In September 2017, I did a 6k trail run. It was a beautiful run. And if I could I would do it again. 2018 was a tough year and that reflected in me not doing any runs, or maybe not doing any runs actually made it a tough year. It wasn’t like a crazy, erratic, tough year, but it was just nothing much happened. So I deteriorated a lot. So what did I do in 2019? What else could I do? I did a 5k. I did a 10k. And I did a Spartan sprint. Yep. All in one year. Was I manic? No. I was actually sane during this whole time. So running keeps me sane. And there’s a whole support network behind that too.
And this is my story so far. It’s so far because I’m still alive and my journey will only end when I’m one with the earth. Until then, bipolar is still with me. It still pains me. It still taunts me at night, it often haunts me. And it festers in my mind. Sometimes it pesters my daily routines. But with another word I write. I pray and I get up again. Words can most certainly burn. “Oh she’s just crazy. Yeah, man, she’s just psycho. Stay away from her. Don’t go around her. She’s messed up. She’s got something in the head. She’s just pagal. She’s a bad Muslim. She’s so moody. She’s just depressed.”
Words burn but they also heal. So if you’re listening to this, and you’re feeling alone, like I once did, if you feel like no one gets you, if you feel hurt, if you feel alone, or you just feel different. If you can’t take the pressure if you just don’t fit in… Welcome my friend. Welcome home. We are the wild ones. We’re the crazy ones. We’re the “bad Muslims.” We’re the misfits. But mentally ill? We are not. We are fit. We are mentally fit because to survive the mental crap we go through, the mental storm we go through, we are forced to be resilient and strong. Anything less would have burned us to the ground.
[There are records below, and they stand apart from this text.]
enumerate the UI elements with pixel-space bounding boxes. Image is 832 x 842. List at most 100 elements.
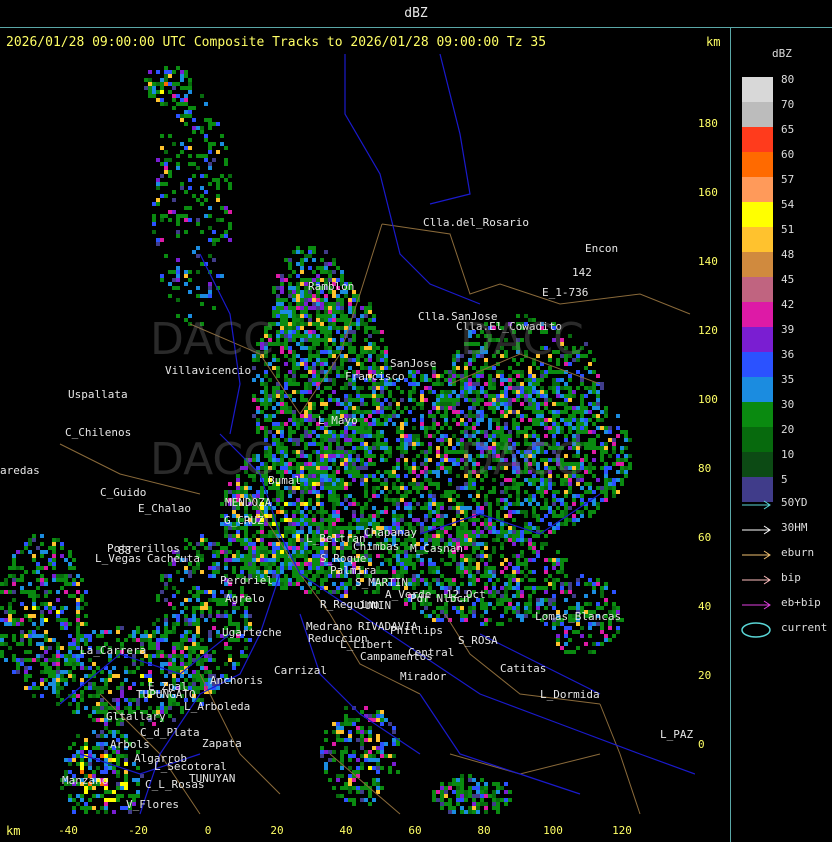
radar-echo-cell <box>444 530 448 534</box>
radar-echo-cell <box>416 382 420 386</box>
radar-echo-cell <box>436 394 440 398</box>
radar-echo-cell <box>312 402 316 406</box>
radar-echo-cell <box>376 590 380 594</box>
radar-echo-cell <box>620 478 624 482</box>
radar-echo-cell <box>568 490 572 494</box>
radar-echo-cell <box>492 378 496 382</box>
radar-echo-cell <box>464 422 468 426</box>
radar-echo-cell <box>592 474 596 478</box>
radar-echo-cell <box>392 498 396 502</box>
radar-echo-cell <box>268 398 272 402</box>
radar-echo-cell <box>368 450 372 454</box>
radar-echo-cell <box>368 326 372 330</box>
radar-echo-cell <box>404 546 408 550</box>
radar-echo-cell <box>364 338 368 342</box>
radar-echo-cell <box>564 494 568 498</box>
radar-echo-cell <box>584 446 588 450</box>
radar-echo-cell <box>220 590 224 594</box>
radar-echo-cell <box>592 414 596 418</box>
radar-echo-cell <box>552 498 556 502</box>
radar-echo-cell <box>472 414 476 418</box>
radar-echo-cell <box>380 458 384 462</box>
radar-echo-cell <box>168 574 172 578</box>
radar-echo-cell <box>332 478 336 482</box>
radar-echo-cell <box>580 398 584 402</box>
radar-echo-cell <box>244 490 248 494</box>
radar-echo-cell <box>372 486 376 490</box>
radar-echo-cell <box>164 614 168 618</box>
radar-echo-cell <box>276 458 280 462</box>
radar-echo-cell <box>280 422 284 426</box>
radar-echo-cell <box>312 430 316 434</box>
radar-echo-cell <box>296 382 300 386</box>
radar-echo-cell <box>304 514 308 518</box>
radar-echo-cell <box>304 590 308 594</box>
radar-echo-cell <box>280 350 284 354</box>
radar-echo-cell <box>348 358 352 362</box>
window-title: dBZ <box>404 6 428 21</box>
radar-echo-cell <box>204 546 208 550</box>
radar-echo-cell <box>572 518 576 522</box>
radar-echo-cell <box>544 406 548 410</box>
radar-echo-cell <box>196 646 200 650</box>
radar-echo-cell <box>576 494 580 498</box>
radar-echo-cell <box>268 394 272 398</box>
radar-echo-cell <box>496 402 500 406</box>
radar-echo-cell <box>396 406 400 410</box>
radar-echo-cell <box>432 498 436 502</box>
radar-echo-cell <box>328 354 332 358</box>
radar-echo-cell <box>340 582 344 586</box>
radar-echo-cell <box>468 378 472 382</box>
radar-echo-cell <box>400 494 404 498</box>
radar-echo-cell <box>304 546 308 550</box>
radar-echo-cell <box>352 298 356 302</box>
radar-echo-cell <box>552 510 556 514</box>
radar-echo-cell <box>372 434 376 438</box>
radar-echo-cell <box>308 490 312 494</box>
radar-echo-cell <box>212 574 216 578</box>
radar-echo-cell <box>348 450 352 454</box>
radar-echo-cell <box>320 314 324 318</box>
radar-echo-cell <box>412 398 416 402</box>
radar-echo-cell <box>576 370 580 374</box>
radar-echo-cell <box>196 542 200 546</box>
radar-echo-cell <box>184 622 188 626</box>
radar-echo-cell <box>344 326 348 330</box>
radar-echo-cell <box>480 410 484 414</box>
radar-echo-cell <box>348 466 352 470</box>
radar-echo-cell <box>440 506 444 510</box>
radar-echo-cell <box>348 330 352 334</box>
radar-echo-cell <box>364 350 368 354</box>
radar-echo-cell <box>312 482 316 486</box>
radar-echo-cell <box>544 506 548 510</box>
radar-echo-cell <box>528 394 532 398</box>
radar-echo-cell <box>200 542 204 546</box>
radar-echo-cell <box>524 386 528 390</box>
radar-echo-cell <box>264 386 268 390</box>
radar-echo-cell <box>496 422 500 426</box>
radar-echo-cell <box>556 506 560 510</box>
radar-echo-cell <box>248 546 252 550</box>
radar-echo-cell <box>472 426 476 430</box>
radar-echo-cell <box>504 498 508 502</box>
radar-echo-cell <box>232 554 236 558</box>
radar-echo-cell <box>348 470 352 474</box>
radar-echo-cell <box>224 646 228 650</box>
radar-echo-cell <box>236 558 240 562</box>
radar-echo-cell <box>412 478 416 482</box>
radar-echo-cell <box>204 590 208 594</box>
radar-echo-cell <box>232 538 236 542</box>
radar-map[interactable]: Clla.del_Rosario Encon 142 E_1-736 Ramblon Cl… <box>0 54 695 816</box>
radar-echo-cell <box>164 586 168 590</box>
radar-echo-cell <box>292 502 296 506</box>
radar-echo-cell <box>528 378 532 382</box>
radar-echo-cell <box>188 570 192 574</box>
radar-echo-cell <box>276 438 280 442</box>
radar-echo-cell <box>184 646 188 650</box>
radar-echo-cell <box>304 418 308 422</box>
radar-echo-cell <box>476 378 480 382</box>
radar-echo-cell <box>312 586 316 590</box>
radar-echo-cell <box>596 434 600 438</box>
radar-echo-cell <box>628 454 632 458</box>
radar-echo-cell <box>384 510 388 514</box>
So what did I learn from my bipolar journey, my bipolar story so far? Number one: what is meant to hit you will hit you and there’s nothing you can do about it. Number two: a mental illness is a great filter to weed out the fake friends and the real good ones who truly, truly matter even if that means people in your own family. Number three: Allah is truly the only One with you. Number four: tests and trials never come alone. They are side by side like two trains. They are always wrapped in blessings. You just have to be willing to see it and open them. Relationships are everything. Your relationship with Allah, with yourself and your loved ones.